Le médicament contre le paludisme est efficace à faible dose


Le médicament contre le paludisme est efficace à faible dose

Une nouvelle étude constate que des doses plus faibles de la drogue primaquine sont aussi efficaces pour prévenir la transmission du paludisme que les doses standard.

Primaquine vise les stades de transmission du parasite du paludisme, les gamétocytes, et est considéré comme un outil important pour l'élimination du paludisme.

La nouvelle étude, menée par des chercheurs de la London School of Hygiene & Tropical Medicine (LSHTM) au Royaume-Uni, est publiée dans le dernier numéro en ligne de The Lancet Infectious Diseases .

Les résultats sont une bonne nouvelle parce qu'il n'y a pas beaucoup de médicaments qui visent cette étape de la maladie et, malheureusement, à des doses standard, la primaquine peut réduire le nombre de globules rouges causés par une déficience d'une enzyme appelée G6PD.

La moitié d'une dose standard de primaquine est tout aussi efficace pour réduire le potentiel de transmission du paludisme.

Le trouble sanguin héréditaire est fréquent dans les endroits où le paludisme est endémique et a donc limité l'utilisation de la primaquine dans ces zones.

En raison de cet effet secondaire, l'Organisation mondiale de la santé (OMS) a indiqué que le dosage de la primaquine serait réduit de 0,75 mg / kg à 0,25 mg / kg. Cependant, jusqu'à présent, personne n'a évalué officiellement l'efficacité du médicament à des doses plus faibles.

L'auteur principal, le Dr Alice Chi Eziefula, membre de recherche clinique de Wellcome Trust chez LSHTM, déclare:

"Jusqu'à maintenant, l'utilisation de la primaquine était limitée en raison de problèmes de sécurité, mais des doses plus faibles n'ont jamais été testées formellement".

La moitié de la dose standard est tout aussi efficace

L'étude a eu lieu à Jinja, en Ouganda, où les enfants sans trouble des globules rouges ont été traités avec un médicament contre le paludisme, seul ou avec l'une des trois doses différentes de primaquine.

Les enfants ont ensuite été surveillés pendant 2 semaines pour tester leurs gamétocytes du paludisme et ils ont été surveillés pendant encore 2 semaines.

Les résultats ont montré qu'une dose de 0,4 mg / kg de primaquine, soit environ la moitié de la dose recommandée (standard), était aussi efficace pour réduire le potentiel de transmission des personnes atteintes du paludisme.

Dr.

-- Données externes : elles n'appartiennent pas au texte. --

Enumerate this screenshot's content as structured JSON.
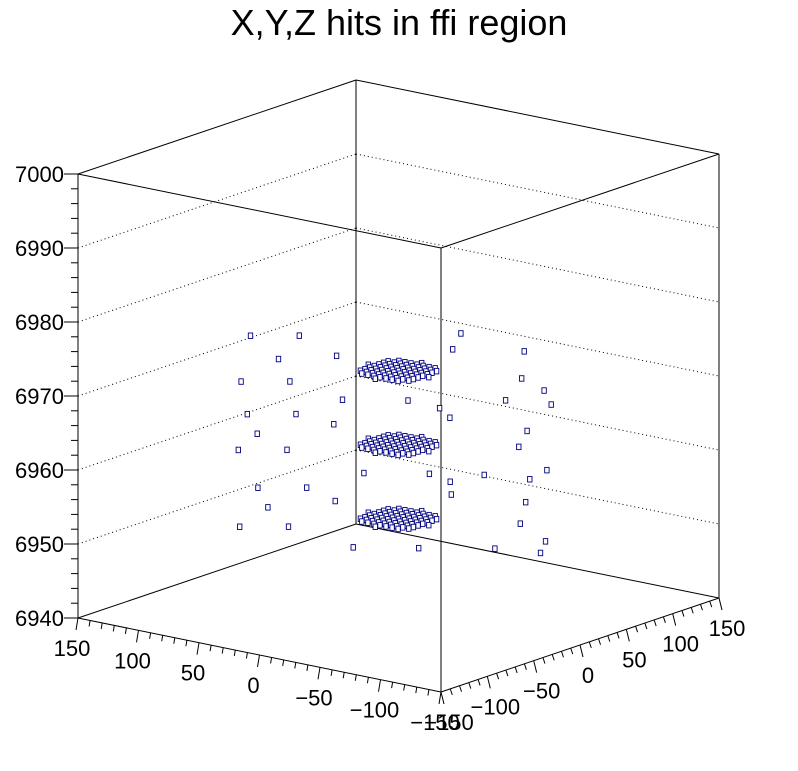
{
  "chart_data": {
    "type": "scatter",
    "title": "X,Y,Z hits in ffi region",
    "xlabel": "",
    "ylabel": "",
    "zlabel": "",
    "xlim": [
      -150,
      150
    ],
    "ylim": [
      -150,
      150
    ],
    "zlim": [
      6940,
      7000
    ],
    "x_ticks": [
      150,
      100,
      50,
      0,
      -50,
      -100,
      -150
    ],
    "y_ticks": [
      -150,
      -100,
      -50,
      0,
      50,
      100,
      150
    ],
    "z_ticks": [
      6940,
      6950,
      6960,
      6970,
      6980,
      6990,
      7000
    ],
    "grid": true,
    "marker_style": "box",
    "colors": {
      "marker": "#000080",
      "axes": "#000000"
    },
    "layers": [
      {
        "z": 6952,
        "radius": 25,
        "outliers": [
          [
            -110,
            15
          ],
          [
            -95,
            -20
          ],
          [
            -70,
            40
          ],
          [
            60,
            10
          ],
          [
            85,
            -30
          ],
          [
            95,
            25
          ],
          [
            -20,
            -75
          ],
          [
            10,
            70
          ],
          [
            45,
            -60
          ],
          [
            -55,
            -50
          ],
          [
            120,
            5
          ],
          [
            -125,
            -10
          ],
          [
            30,
            95
          ],
          [
            -40,
            85
          ],
          [
            70,
            -80
          ]
        ]
      },
      {
        "z": 6962,
        "radius": 25,
        "outliers": [
          [
            -115,
            10
          ],
          [
            -90,
            -25
          ],
          [
            -65,
            45
          ],
          [
            65,
            15
          ],
          [
            90,
            -35
          ],
          [
            100,
            20
          ],
          [
            -25,
            -70
          ],
          [
            15,
            75
          ],
          [
            50,
            -55
          ],
          [
            -60,
            -45
          ],
          [
            125,
            0
          ],
          [
            -120,
            -15
          ],
          [
            35,
            90
          ],
          [
            -45,
            80
          ],
          [
            75,
            -75
          ]
        ]
      },
      {
        "z": 6972,
        "radius": 25,
        "outliers": [
          [
            -105,
            20
          ],
          [
            -100,
            -15
          ],
          [
            -75,
            35
          ],
          [
            55,
            5
          ],
          [
            80,
            -25
          ],
          [
            105,
            30
          ],
          [
            -15,
            -80
          ],
          [
            5,
            65
          ],
          [
            40,
            -65
          ],
          [
            -50,
            -55
          ],
          [
            130,
            10
          ],
          [
            -130,
            -5
          ],
          [
            25,
            100
          ],
          [
            -35,
            90
          ],
          [
            65,
            -85
          ]
        ]
      }
    ]
  }
}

Chi Eziefula dit:

"Il reste encore à répondre à la meilleure stratégie opérationnelle pour le déploiement de la primaquine pour bloquer la transmission du paludisme".

La prochaine étape consiste à évaluer l'efficacité de la dose recommandée par l'OMS de 0,25 mg / kg de primaquine chez les personnes sans trouble des globules rouges, puis à tester la sécurité d'une telle dose chez les personnes atteintes du trouble sanguin.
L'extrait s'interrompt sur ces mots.